Die Botschaft der Vereinigten Staaten hatte in das Rote Rathaus eingeladen. Dort trafen sich die diesjährigen Teilnehmer des Austauschprogramms „USA for you“. Diesmal war erstmals eine Gruppe von Sekundarschülern aus Sachsen-Anhalt dabei. Es war eine große Freude, in die begeisterten Gesichter der Schüler zu schauen. Ein Schüler sagte mir direkt: Es war so klasse; jetzt weiß ich, wofür es sich lohnt, sich anzustrengen. 

(Beifall bei der FDP)

Das war wirklich bewegend. Ein Papa meinte, für seine Tochter sei ein ganz großer Traum in Erfüllung gegangen. 

Ich sage das vor dem Hintergrund, dass in dem genannten Programm gerade Schüler angesprochen werden, die man bei dem Thema Schüleraustausch   vor allem mit Übersee   nicht üblicherweise adressiert.
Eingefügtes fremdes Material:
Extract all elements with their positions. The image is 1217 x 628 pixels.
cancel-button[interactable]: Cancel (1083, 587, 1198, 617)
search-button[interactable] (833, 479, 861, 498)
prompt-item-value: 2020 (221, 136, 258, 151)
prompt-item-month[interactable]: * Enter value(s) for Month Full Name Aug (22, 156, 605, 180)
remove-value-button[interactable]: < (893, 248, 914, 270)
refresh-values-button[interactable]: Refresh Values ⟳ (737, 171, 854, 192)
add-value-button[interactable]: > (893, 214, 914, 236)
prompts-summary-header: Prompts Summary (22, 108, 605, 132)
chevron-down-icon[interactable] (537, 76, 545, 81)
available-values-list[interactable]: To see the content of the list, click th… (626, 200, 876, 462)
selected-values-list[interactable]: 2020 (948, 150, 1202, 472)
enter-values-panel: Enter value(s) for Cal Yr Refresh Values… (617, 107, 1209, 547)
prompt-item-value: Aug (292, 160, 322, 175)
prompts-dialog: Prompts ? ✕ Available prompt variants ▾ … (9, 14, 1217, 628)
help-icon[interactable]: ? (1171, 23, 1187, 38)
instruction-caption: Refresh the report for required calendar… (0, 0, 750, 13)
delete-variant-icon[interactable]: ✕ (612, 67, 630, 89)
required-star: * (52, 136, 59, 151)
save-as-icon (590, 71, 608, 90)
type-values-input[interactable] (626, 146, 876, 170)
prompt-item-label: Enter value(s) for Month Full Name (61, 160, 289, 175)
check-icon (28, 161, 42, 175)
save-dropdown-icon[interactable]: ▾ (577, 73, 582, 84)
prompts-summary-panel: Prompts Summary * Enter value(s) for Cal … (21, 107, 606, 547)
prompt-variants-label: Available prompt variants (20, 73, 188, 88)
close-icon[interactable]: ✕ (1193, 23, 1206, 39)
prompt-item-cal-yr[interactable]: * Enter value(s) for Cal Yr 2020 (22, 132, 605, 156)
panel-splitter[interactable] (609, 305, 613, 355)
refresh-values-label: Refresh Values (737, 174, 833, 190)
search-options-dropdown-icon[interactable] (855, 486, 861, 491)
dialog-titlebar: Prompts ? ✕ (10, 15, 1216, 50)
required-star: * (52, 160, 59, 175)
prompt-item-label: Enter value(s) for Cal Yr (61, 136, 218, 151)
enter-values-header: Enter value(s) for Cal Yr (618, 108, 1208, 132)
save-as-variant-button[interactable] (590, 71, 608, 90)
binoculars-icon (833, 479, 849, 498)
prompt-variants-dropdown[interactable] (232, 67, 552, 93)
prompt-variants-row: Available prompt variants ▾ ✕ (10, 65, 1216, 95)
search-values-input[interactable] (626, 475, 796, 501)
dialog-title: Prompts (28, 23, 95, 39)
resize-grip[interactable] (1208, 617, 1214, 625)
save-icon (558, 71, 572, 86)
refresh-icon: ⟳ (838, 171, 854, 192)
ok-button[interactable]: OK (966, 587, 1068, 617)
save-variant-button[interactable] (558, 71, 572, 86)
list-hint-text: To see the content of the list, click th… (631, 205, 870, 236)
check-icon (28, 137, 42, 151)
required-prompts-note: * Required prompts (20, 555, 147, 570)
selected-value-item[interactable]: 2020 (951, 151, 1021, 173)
Sehr geehrte Kolleginnen und Kollegen! Mit diesem positiven Blick möchte ich zum Ende kommen. An dieser Stelle ein Zitat - nicht von einem indigenen Angehörigen der Bevölkerung Nordamerikas, sondern von dem Dichter Antoine de Saint-Exupéry, der sagte: 

„Wenn du ein Schiff bauen willst, beginne nicht damit, Holz zusammenzusuchen, Bretter zu schneiden und die Arbeit zu verteilen, sondern erwecke in den Herzen der Menschen die Sehnsucht nach dem großen, weiten Meer.“ 

Vielen Dank für Ihre Aufmerksamkeit.